'It's a legislative gap:' N.W.T. landlords don't need property insurance

A fire in Hay River, N.W.T., displaced about 150 tenants of a highrise apartment building. Under the Residential Tenancies Act, the landlord is not required to rebuild the building or have property insurance.

The owner of a building that was damaged in a fire in Hay River said he did not have insurance

About 150 people were displaced in the Hay River highrise fire last month. (Kirsten Murphy/CBC)

Some former residents of the Mackenzie Place, a highrise apartment building in Hay River that was damaged in a fire last month, are trying to understand why the owner didn't have insurance on the building.

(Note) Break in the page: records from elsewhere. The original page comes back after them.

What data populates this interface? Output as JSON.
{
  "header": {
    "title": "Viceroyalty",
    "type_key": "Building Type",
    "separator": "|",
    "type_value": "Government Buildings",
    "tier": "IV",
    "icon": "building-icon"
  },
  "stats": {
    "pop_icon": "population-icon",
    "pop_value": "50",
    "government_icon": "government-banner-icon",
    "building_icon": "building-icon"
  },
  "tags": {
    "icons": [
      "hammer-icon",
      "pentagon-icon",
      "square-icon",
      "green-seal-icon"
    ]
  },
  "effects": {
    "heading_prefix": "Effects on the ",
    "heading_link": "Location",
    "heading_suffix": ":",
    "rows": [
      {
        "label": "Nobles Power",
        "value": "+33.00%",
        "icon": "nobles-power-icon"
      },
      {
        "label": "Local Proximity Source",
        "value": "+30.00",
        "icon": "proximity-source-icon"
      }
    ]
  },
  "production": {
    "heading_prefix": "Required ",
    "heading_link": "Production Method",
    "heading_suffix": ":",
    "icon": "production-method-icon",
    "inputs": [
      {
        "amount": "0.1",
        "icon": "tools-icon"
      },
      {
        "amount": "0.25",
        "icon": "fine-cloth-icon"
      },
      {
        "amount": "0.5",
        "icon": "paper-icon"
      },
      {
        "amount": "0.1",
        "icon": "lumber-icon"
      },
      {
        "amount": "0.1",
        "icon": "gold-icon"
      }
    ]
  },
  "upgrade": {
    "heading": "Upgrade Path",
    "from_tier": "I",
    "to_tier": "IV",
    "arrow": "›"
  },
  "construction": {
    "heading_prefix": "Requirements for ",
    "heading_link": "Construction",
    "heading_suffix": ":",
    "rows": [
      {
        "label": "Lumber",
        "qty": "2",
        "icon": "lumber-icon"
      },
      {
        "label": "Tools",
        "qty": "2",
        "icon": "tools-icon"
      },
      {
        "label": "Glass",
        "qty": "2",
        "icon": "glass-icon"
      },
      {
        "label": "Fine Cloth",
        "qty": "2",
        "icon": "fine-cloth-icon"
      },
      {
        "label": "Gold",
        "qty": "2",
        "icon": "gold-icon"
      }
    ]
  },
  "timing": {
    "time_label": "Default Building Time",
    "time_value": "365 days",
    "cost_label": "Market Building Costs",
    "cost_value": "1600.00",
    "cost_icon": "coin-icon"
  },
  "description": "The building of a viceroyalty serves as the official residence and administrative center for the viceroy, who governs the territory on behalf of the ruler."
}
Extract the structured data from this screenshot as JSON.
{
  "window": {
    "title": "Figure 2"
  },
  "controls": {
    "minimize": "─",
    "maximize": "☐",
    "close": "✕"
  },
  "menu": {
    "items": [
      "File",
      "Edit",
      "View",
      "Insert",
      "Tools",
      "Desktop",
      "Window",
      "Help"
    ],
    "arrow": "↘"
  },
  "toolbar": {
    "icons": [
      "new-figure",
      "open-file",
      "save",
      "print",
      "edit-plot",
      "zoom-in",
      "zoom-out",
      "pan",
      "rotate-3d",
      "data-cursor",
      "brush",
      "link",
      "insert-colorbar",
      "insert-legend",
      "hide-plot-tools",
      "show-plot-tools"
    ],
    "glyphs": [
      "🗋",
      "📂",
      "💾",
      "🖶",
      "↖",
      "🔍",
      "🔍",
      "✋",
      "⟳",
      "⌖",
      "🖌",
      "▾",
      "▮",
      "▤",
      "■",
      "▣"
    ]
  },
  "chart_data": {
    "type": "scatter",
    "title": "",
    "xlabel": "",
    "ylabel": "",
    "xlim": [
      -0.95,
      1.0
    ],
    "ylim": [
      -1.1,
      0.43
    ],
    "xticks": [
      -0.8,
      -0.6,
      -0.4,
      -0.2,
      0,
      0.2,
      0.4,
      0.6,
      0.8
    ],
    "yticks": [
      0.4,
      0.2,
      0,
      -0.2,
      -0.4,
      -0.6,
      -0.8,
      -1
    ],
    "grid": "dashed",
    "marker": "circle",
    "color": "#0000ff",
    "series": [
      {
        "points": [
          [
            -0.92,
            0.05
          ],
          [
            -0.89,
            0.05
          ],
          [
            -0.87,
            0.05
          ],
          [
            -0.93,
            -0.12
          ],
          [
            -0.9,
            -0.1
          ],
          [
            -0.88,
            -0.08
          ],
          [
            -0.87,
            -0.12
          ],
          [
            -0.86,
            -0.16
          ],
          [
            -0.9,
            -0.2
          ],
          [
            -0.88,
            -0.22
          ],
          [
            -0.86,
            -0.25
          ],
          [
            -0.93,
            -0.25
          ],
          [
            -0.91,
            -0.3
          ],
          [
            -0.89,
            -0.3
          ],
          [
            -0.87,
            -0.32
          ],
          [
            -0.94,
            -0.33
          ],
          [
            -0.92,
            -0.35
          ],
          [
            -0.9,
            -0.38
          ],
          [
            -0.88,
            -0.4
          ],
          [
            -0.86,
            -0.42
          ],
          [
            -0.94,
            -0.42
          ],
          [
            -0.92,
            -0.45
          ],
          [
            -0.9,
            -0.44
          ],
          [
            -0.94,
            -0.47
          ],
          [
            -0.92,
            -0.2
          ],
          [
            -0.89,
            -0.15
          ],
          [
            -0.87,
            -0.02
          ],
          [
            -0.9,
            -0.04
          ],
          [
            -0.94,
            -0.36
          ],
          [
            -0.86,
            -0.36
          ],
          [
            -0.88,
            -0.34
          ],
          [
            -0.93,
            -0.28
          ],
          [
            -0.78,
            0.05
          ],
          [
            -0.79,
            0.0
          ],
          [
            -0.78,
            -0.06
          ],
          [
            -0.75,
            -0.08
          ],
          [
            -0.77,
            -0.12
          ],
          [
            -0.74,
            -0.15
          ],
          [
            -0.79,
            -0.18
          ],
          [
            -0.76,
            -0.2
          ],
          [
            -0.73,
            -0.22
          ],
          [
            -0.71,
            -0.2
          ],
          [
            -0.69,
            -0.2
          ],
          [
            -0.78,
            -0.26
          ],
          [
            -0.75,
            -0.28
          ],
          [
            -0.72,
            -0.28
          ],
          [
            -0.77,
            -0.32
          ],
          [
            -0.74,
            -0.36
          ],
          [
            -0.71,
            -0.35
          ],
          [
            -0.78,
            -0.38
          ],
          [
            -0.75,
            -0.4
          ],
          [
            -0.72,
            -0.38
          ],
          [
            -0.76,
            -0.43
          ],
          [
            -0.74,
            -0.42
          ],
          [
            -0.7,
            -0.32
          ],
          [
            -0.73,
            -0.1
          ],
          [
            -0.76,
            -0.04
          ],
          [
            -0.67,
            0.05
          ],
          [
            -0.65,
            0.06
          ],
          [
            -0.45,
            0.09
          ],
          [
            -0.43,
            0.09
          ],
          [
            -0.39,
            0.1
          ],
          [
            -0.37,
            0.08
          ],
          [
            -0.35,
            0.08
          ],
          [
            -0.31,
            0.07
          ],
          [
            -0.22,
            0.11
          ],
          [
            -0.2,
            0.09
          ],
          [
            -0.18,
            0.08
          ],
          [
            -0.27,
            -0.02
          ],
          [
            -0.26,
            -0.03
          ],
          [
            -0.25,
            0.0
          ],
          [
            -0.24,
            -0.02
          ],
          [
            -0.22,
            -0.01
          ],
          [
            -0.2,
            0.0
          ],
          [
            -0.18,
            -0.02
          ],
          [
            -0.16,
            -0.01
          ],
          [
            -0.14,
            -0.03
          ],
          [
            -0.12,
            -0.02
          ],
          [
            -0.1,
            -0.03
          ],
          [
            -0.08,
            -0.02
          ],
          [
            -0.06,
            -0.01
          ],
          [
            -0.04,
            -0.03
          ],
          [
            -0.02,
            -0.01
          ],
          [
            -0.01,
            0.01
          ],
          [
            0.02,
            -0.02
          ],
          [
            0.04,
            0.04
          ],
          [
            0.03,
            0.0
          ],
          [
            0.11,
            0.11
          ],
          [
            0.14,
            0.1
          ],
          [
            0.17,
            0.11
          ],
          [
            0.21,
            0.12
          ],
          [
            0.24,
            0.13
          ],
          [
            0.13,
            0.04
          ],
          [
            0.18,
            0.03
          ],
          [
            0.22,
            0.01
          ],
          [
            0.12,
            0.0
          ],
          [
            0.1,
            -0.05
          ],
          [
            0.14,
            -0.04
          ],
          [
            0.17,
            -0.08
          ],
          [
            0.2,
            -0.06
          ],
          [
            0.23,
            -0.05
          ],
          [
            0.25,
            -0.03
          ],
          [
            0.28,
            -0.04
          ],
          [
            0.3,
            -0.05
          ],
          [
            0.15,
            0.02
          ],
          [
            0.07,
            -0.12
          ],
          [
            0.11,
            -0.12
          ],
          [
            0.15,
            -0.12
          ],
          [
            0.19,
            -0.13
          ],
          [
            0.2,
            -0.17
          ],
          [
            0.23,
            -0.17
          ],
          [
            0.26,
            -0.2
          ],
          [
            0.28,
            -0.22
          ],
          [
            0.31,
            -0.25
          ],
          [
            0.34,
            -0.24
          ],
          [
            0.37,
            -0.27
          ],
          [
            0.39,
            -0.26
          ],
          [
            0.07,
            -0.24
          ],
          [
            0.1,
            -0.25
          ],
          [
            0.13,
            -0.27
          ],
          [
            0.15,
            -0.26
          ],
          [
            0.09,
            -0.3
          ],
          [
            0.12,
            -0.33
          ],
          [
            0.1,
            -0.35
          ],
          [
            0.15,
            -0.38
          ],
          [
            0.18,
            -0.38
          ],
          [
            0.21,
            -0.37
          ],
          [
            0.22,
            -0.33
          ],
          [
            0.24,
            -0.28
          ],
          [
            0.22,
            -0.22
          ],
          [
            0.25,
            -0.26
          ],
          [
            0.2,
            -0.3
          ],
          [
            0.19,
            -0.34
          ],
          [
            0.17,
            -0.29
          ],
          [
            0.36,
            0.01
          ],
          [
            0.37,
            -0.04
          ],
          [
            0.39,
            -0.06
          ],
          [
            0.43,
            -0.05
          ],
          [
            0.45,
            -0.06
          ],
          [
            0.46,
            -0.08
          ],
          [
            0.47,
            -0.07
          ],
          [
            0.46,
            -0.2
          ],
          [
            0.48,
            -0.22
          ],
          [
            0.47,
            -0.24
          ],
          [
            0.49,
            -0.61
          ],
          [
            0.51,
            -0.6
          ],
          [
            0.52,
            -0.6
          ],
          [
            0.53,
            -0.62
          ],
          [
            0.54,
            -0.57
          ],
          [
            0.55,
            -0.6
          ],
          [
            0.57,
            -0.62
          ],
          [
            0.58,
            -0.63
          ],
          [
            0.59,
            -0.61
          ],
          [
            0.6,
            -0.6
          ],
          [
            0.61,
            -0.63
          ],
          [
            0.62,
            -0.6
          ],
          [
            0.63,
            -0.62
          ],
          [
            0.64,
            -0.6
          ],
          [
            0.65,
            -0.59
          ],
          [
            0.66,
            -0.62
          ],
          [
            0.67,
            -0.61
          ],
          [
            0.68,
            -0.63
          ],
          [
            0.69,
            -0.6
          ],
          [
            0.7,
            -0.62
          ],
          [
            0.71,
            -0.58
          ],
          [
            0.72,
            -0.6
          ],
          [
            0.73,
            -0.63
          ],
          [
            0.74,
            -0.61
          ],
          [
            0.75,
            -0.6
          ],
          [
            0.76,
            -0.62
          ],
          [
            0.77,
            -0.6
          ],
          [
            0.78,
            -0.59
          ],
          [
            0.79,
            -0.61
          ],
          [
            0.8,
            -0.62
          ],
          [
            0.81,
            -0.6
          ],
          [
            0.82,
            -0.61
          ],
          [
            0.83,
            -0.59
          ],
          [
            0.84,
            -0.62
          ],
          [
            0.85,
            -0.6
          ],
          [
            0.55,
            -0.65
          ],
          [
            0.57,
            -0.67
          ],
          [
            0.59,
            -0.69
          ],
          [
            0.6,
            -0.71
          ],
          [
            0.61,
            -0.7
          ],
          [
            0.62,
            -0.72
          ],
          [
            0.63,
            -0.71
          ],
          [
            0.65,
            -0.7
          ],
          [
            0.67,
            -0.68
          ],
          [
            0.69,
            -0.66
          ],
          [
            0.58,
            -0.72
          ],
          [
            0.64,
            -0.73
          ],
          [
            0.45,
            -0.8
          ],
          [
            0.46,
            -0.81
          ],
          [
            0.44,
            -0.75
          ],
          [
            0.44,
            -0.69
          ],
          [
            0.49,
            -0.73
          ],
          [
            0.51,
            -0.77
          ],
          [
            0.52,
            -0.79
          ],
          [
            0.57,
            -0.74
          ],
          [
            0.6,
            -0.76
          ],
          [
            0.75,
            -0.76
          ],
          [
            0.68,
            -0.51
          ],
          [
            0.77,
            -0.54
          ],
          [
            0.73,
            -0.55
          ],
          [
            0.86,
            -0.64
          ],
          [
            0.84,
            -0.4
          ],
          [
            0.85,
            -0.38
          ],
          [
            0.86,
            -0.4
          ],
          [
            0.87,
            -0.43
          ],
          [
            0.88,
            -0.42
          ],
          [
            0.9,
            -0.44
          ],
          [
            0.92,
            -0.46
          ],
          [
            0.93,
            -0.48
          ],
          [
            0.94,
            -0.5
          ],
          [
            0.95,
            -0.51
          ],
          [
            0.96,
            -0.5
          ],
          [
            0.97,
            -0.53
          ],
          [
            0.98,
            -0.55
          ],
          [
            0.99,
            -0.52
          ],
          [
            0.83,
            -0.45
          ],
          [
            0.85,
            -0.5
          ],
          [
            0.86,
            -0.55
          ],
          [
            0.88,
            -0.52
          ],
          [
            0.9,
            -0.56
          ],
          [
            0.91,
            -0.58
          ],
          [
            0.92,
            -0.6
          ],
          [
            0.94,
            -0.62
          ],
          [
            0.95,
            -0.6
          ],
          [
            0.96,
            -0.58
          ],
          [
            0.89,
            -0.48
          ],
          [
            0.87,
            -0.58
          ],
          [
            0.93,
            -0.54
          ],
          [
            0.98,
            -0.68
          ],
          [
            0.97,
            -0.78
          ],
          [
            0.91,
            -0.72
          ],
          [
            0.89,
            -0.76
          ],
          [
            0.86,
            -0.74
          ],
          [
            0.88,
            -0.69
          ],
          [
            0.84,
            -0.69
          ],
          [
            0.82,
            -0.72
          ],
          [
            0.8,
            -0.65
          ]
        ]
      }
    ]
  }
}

Tanya Nowdlak and her family were among about 150 people displaced by the fire on March 15.

"The guy should have had insurance on his building, especially a building that size with that many apartments and that many people living in it," she said of Harry Satdeo, the building's owner.

Hay River South MLA Wally Schumann said he had a phone call from Satdeo after the fire, in which Satdeo said the building was uninsured. 

"He told me straight up that he had no insurance on this building and he didn't have the resources to be able to deal with this situation," Schumann said last month.

No disputes filed with tenancy agency

Lawyer Teri Lynn Bougie said, based on the current certificate of title for Satdeo's land, he still owes money on the property. If there is a mortgage, it's standard to require property insurance.

Owner Harry Satdeo did not respond to interview requests. (Jacob Barker/CBC)

It's possible that there was a line of credit, which didn't come with the usual terms, including insurance, though "that would be exceptionally rare," she said. It's also possible that when Satdeo said he didn't have insurance, he meant his insurer doesn't cover this kind of event.

Satdeo did not respond to CBC's interview requests.

Adelle Guigon, rental officer for the Northwest Territories, speaking generally and not about any particular cases, said a tenancy becomes "frustrated" when the apartment can no longer be lived in by the tenant during the lease.

When that happens, the contract, regardless of how long it was supposed to last, has effectively ended between the parties, and the tenant no longer has to pay rent.

So, if the tenant paid for the full month's rent but the contract becomes frustrated halfway through, the landlord has to return half a month's rent and the appropriate amount of the security deposit.

Guigon said, as of Monday, there haven't been any disputes brought to the rental office related to the highrise fire.

The Residential Tenancies Act does not require landlords have insurance on their property, she said.

No obligation to rebuild

Bougie said, in the act, tenants are obligated to pay damage to units but landlords are not, so there's no obligation for a landlord to rebuild if there was, say, a significant fire.

"It's a legislative gap," she said, also referring to the lack of mandatory property insurance.

"I would strongly encourage the Legislature to look at that and say, 'What are we going to do to change that? How do we protect these consumers, particularly tenants in small communities that don't have other recourse?'"  

CBC was denied an interview with N.W.T. Minister of Justice Louis Sebert. Instead, government spokesperson Charlotte Digness said in an email that "there are no proposed changes to the legislation."

John Dickie, president of the Canadian Federation of Apartment Associations, which represents landlords, said it's rare for building owners not to have insurance.

"It is so rare that it's not sensible to make a requirement that insurance be in place," he said.